Step 6: Predefined Categories for Deterministic Grouping
If ad hoc clustering is insufficient, predefine category boundaries and assign values to the nearest category:
WITH Categories AS (
SELECT 20.0 AS CategoryLower, 21.0 AS CategoryUpper
UNION ALL
SELECT 21.0, 22.05
UNION ALL
SELECT 22.05, 23.1525
-- Continue for additional categories
)
SELECT
c.CategoryLower,
c.CategoryUpper,
COUNT(s.Value) AS ValuesInCategory,
AVG(s.Value) AS CategoryAverage,
MIN(s.Value) AS CategoryMin,
MAX(s.Value) AS CategoryMax
FROM Categories c
LEFT JOIN Sampled s
ON s.Value >= c.CategoryLower
AND s.Value < c.CategoryUpper
GROUP BY c.CategoryLower, c.CategoryUpper;
This ensures non-overlapping clusters but requires prior knowledge of value ranges.

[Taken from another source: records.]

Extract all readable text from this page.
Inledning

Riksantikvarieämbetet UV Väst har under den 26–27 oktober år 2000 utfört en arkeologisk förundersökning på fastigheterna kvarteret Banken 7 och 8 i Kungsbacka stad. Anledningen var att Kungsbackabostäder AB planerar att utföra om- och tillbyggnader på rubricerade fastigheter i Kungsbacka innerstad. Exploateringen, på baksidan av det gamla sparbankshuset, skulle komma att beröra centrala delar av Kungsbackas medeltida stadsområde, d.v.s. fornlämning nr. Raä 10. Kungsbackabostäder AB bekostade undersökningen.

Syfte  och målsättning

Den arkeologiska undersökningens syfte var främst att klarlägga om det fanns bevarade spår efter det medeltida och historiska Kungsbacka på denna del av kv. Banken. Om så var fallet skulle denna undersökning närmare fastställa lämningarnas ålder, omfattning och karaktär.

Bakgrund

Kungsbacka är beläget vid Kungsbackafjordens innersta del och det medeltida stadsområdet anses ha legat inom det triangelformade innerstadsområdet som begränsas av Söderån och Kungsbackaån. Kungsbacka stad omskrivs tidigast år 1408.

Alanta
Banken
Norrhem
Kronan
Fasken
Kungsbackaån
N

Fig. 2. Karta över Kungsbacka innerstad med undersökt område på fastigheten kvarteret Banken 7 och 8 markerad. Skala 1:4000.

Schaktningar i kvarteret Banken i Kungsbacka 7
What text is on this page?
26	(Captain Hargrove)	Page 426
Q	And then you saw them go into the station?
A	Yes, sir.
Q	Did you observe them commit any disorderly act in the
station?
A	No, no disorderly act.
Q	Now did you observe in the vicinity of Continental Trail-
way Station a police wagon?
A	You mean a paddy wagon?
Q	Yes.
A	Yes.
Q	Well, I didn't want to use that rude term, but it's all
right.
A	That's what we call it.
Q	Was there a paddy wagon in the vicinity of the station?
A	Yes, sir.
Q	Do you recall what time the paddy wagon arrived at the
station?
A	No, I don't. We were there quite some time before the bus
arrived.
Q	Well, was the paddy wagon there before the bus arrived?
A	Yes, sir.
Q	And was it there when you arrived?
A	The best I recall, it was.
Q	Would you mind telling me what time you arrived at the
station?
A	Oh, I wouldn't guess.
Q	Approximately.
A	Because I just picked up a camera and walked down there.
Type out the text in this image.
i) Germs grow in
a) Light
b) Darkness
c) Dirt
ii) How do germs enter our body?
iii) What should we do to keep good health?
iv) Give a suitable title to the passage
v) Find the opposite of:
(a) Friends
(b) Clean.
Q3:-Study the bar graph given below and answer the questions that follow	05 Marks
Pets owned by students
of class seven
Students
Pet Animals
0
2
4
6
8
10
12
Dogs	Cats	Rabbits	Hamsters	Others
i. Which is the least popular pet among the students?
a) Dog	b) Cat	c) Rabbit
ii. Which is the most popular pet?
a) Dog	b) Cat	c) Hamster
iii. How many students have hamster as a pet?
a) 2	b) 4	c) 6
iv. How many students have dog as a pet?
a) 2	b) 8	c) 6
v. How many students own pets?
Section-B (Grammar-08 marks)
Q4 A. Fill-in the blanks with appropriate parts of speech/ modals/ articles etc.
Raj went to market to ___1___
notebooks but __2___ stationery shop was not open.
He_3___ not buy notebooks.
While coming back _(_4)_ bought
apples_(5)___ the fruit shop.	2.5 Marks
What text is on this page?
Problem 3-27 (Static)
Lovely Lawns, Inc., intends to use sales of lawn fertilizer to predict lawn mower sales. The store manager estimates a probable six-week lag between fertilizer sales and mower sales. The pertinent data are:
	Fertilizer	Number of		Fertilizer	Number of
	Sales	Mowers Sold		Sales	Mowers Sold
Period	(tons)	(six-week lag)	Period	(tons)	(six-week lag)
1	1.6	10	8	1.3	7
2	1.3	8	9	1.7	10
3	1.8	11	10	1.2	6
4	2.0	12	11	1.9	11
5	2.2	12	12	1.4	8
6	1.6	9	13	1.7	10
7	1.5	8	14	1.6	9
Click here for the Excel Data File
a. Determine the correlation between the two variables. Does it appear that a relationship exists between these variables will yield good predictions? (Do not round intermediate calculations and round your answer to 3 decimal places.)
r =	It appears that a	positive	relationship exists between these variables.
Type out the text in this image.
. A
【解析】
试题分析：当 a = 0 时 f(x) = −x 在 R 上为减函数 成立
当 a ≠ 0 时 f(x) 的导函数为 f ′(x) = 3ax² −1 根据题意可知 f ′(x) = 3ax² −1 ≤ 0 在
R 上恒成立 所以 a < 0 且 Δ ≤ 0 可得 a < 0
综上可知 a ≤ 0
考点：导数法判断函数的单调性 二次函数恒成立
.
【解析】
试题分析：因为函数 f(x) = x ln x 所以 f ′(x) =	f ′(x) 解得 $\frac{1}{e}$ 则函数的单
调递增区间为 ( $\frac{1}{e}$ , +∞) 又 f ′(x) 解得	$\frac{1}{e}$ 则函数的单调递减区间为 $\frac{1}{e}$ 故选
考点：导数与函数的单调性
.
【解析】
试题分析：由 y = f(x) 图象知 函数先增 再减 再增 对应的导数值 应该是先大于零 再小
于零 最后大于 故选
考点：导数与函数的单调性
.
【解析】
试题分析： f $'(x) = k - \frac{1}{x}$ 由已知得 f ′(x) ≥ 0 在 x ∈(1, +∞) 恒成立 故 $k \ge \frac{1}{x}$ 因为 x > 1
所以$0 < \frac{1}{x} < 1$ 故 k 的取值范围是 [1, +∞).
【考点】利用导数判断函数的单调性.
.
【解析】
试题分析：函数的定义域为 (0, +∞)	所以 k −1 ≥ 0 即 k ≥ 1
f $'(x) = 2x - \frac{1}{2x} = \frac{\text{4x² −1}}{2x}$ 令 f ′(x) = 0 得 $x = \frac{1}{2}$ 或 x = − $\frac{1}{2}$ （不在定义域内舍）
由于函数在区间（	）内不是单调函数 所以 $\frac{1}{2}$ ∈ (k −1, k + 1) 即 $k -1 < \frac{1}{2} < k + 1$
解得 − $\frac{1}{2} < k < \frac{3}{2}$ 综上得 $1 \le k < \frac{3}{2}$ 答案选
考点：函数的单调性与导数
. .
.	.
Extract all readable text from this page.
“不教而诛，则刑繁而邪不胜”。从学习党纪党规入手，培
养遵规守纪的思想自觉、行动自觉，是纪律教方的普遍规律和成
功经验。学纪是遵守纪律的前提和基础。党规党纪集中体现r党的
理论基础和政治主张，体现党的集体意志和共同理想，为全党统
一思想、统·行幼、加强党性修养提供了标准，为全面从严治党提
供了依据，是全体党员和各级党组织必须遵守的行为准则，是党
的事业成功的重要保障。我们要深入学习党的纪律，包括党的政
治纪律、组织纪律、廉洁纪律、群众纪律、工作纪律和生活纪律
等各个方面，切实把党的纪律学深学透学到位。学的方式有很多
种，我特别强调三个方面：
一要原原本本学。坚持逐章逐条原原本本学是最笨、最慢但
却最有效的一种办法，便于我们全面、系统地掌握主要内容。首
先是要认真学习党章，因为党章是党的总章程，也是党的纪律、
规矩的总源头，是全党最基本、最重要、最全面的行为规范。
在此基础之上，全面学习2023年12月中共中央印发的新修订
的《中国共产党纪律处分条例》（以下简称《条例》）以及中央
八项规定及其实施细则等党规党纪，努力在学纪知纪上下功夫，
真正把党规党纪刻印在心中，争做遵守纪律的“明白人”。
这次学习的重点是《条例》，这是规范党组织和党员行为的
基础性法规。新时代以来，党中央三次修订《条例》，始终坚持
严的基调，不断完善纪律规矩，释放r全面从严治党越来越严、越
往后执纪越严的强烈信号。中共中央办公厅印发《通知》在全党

Step 7: Validation and Edge Case Testing
Test the solution against edge cases:
Zero and Near-Zero Values:
INSERT INTO Sampled (Value) VALUES (0.0), (0.04), (-0.05);Ensure these are grouped correctly without arithmetic errors.
Chains of Similarity:
INSERT INTO Sampled (Value) VALUES (20.0), (21.0), (22.05), (23.1525);Verify whether these form a single cluster or multiple overlapping ones.
Large Value Spreads:
INSERT INTO Sampled (Value) VALUES (1000.0), (1050.0), (1102.5);Confirm that the 5% tolerance is applied relative to each value.
Final Solution Code
Combining deduplication, zero handling, and ranking:
WITH Clusters AS (
SELECT
A.ID,
COUNT(*) AS ClusterSize,
AVG(B.Value) AS ClusterAverage,
MIN(B.Value) AS ClusterMin,
MAX(B.Value) AS ClusterMax,
ROW_NUMBER() OVER (
PARTITION BY COUNT(*)
ORDER BY A.ID
) AS Rank
FROM Sampled A
JOIN Sampled B ON
(
A.Value = 0 AND ABS(B.Value) <= 0.05
) OR (
A.Value != 0 AND ABS(B.Value - A.Value) / A.Value < 0.05
)
GROUP BY A.ID
)
SELECT
ClusterSize,
ClusterAverage,
ClusterMin,
ClusterMax
FROM Clusters
WHERE Rank = 1
ORDER BY ClusterSize DESC;
This approach balances performance with accuracy, providing a pragmatic solution for identifying value clusters within a 5% tolerance in SQLite.